Lynchburg Journal of Medical Science

Specialty

Internal Medicine

Advisor

Laura Witte, PhD, PA-C

Abstract

Despite advancements in cancer research, treatment, and prevention, barriers to screening for certain forms of cancer persist due in part based on outdated recommendations, poor insurance coverage, and socioeconomic factors. The 2018 update to the American Cancer Society (ACS) guidelines for colorectal cancer screening for average-risk adults has been a major topic of discussion among colorectal and digestive health experts. The main change to the guidelines—last updated in 2008—is a qualified recommendation to lower the age at which to start screening from 50 years old to 45 as of 2018. The updated guidelines recommend regular screening with a high-sensitivity stool-based test (e.g., fecal immunochemical test or highly sensitive guaiac-based fecal occult blood test every year) or a structural examination (e.g., colonoscopy every 10 years, or CT colonography or flexible sigmoidoscopy every 5 years), depending on patient preference and test availability, with positive results on non-colonoscopic tests to be followed up with timely colonoscopy.1 Yet many insurance companies continue to deny coverage for screening before the age of 50 years old in the absence of a defined risk factor, and many primary care providers are still performing inadequate risk screening and counseling.

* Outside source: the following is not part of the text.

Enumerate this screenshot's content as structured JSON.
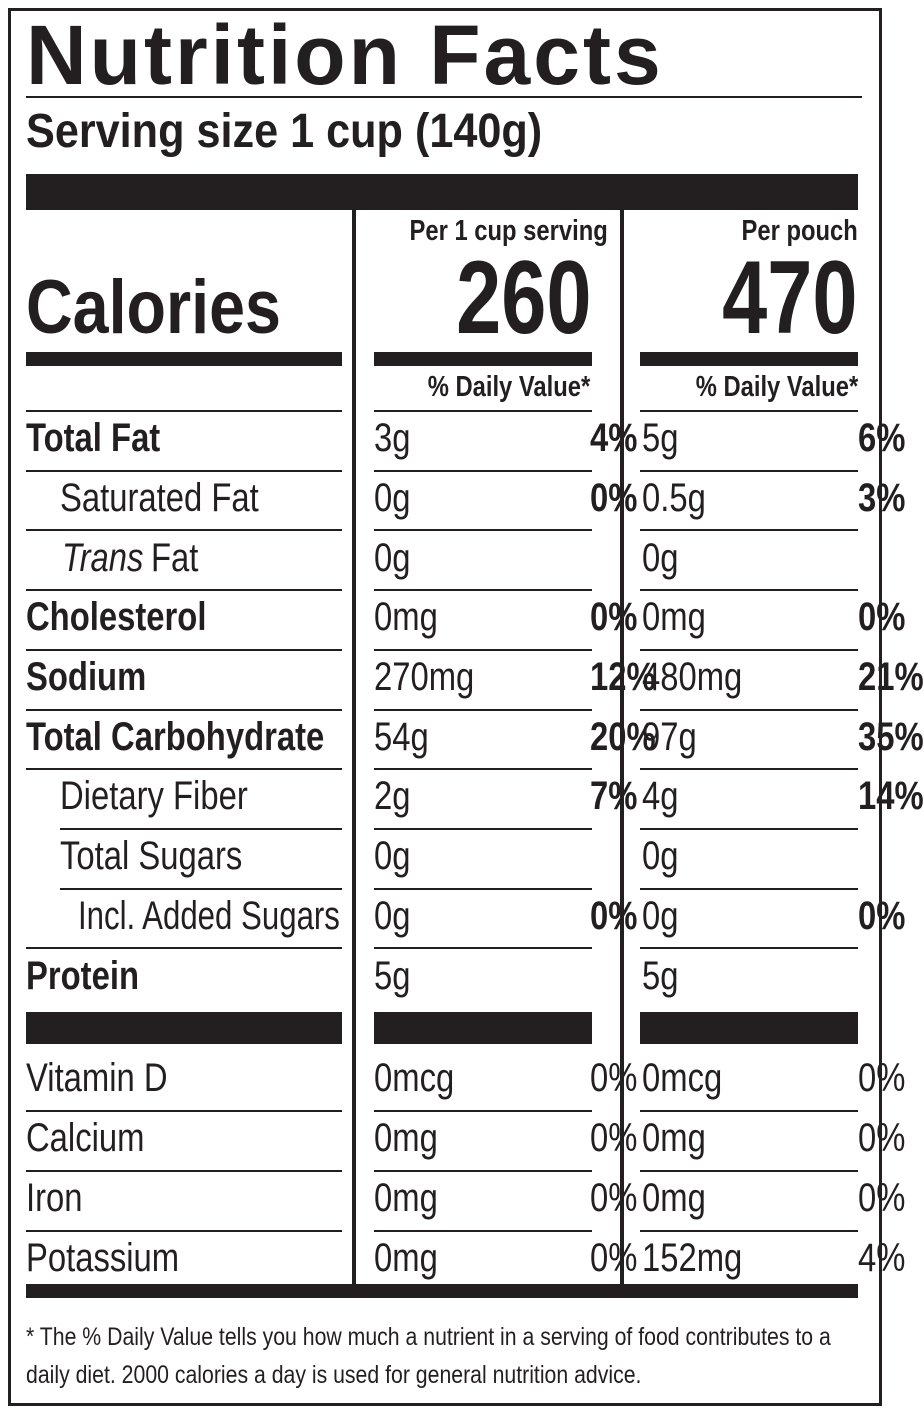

The recommendations for a lower starting age for screening reflects a growing awareness of the rising incidence of early-onset colorectal cancer. While the incidence of, and mortality from, colorectal cancer in those aged over 50 has decreased in the United States over the past two decades, there has been a 51% increase in colorectal cancer incidence in those under age 50 on a global level. Colorectal cancer incidence and mortality in patients younger than 50 years is increasing, but screening before the age of 50 is not routinely offered in many areas despite ongoing evidence of benefit. Advanced-stage diagnosis and mortality from colorectal cancer before 50 years of age are increasing. This is not a detection-bias effect; it is a real issue affecting the entire population. Three independent computational models indicate that screening from 45 years of age would yield a better balance of benefits and risks than the current start at 50 years of age.2

This article explores various studies and recommendations for early colorectal cancer screenings with consideration for mitigating factors, cost, risks, and alternative screening to diagnostic testing. Widespread data does suggest a growing and disturbing trend in increased colon cancer rates among young adults, though causes remain unclear. The discrepancies lie with how to address this trend to allow for the improved outcomes with screening seen in patients ages 50-75 years.